Não tenho dúvida de que deva haver investimento na melhoria dos serviços
públicos como as escolas, a saúde etc. Mas é preciso cruzar as
políticas universalistas com as políticas específicas ou focadas capazes
para atingir os segmentos da sociedade que, por motivos históricos e
estruturais, têm perdas acumuladas e atrasos em matéria do seu
desenvolvimento coletivo, que jamais as políticas macrossociais poderão
reduzir. Ou seja, praticar a discriminação positiva, ou como preferem
alguns, tratar desigualmente os desiguais.
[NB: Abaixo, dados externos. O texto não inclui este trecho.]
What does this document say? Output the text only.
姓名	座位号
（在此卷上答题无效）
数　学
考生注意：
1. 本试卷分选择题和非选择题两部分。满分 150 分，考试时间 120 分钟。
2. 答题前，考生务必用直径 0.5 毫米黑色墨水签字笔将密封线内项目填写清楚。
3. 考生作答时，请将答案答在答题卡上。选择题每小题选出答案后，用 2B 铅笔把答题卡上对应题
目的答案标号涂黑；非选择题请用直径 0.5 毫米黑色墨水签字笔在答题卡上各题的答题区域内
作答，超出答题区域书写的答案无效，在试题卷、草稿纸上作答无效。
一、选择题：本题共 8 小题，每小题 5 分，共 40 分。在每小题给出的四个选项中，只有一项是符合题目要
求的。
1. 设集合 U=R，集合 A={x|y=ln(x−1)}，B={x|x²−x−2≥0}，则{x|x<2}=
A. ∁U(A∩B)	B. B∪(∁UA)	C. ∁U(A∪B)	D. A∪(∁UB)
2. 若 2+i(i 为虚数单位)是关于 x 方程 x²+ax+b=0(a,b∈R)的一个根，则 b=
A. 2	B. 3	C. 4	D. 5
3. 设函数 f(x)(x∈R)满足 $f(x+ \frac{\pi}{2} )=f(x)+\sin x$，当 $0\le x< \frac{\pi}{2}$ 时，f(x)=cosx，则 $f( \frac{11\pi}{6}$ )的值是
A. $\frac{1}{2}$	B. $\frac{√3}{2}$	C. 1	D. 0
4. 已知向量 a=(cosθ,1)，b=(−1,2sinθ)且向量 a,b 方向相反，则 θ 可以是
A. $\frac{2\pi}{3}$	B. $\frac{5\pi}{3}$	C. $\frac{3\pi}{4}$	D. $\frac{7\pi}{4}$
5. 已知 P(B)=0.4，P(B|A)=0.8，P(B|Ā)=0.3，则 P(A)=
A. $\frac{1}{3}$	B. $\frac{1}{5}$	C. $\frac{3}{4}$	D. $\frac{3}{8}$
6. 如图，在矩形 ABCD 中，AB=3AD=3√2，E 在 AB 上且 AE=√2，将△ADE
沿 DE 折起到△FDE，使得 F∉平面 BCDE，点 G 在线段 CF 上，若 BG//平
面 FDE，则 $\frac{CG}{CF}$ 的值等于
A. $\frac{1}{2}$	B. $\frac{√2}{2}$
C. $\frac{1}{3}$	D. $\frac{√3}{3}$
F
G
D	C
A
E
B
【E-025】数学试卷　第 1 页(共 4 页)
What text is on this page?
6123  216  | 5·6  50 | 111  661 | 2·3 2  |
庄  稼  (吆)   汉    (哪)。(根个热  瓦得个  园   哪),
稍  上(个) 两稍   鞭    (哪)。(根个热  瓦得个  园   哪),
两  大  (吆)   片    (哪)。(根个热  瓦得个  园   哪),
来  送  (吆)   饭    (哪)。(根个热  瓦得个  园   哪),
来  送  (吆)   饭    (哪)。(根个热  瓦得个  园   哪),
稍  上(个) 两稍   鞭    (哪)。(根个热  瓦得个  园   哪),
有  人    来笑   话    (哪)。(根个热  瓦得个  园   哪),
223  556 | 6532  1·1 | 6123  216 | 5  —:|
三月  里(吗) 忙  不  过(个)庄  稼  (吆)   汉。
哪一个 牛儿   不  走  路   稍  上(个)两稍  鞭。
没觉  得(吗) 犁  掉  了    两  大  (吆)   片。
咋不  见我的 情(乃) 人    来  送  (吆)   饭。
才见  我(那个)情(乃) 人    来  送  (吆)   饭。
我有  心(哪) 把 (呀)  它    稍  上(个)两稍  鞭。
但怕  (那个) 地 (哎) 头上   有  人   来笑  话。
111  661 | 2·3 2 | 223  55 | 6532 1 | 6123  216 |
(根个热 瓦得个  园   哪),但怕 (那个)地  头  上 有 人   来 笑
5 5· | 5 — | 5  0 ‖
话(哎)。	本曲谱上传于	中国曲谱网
Perante a lei somos todos
iguais, está correto, mas em formulação de políticas públicas não
devemos ficar presos a esse princípio de isonomia, pois seria uma
negação de nossas diferenças sociais, de gênero, de religião, de idade,
de etnia, de classe.
As políticas que defendem os verdadeiros direitos humanos devem
ser as que dão conta do conjunto das necessidades das pessoas e
coletividades e não se percam na generalidade e na abstração. Para serem
concretas essas políticas devem defender os direitos humanos
acompanhados de ações, de programas e de projetos efetivos de mudança,
de transformação da sociedade em sua complexidade e diversidade."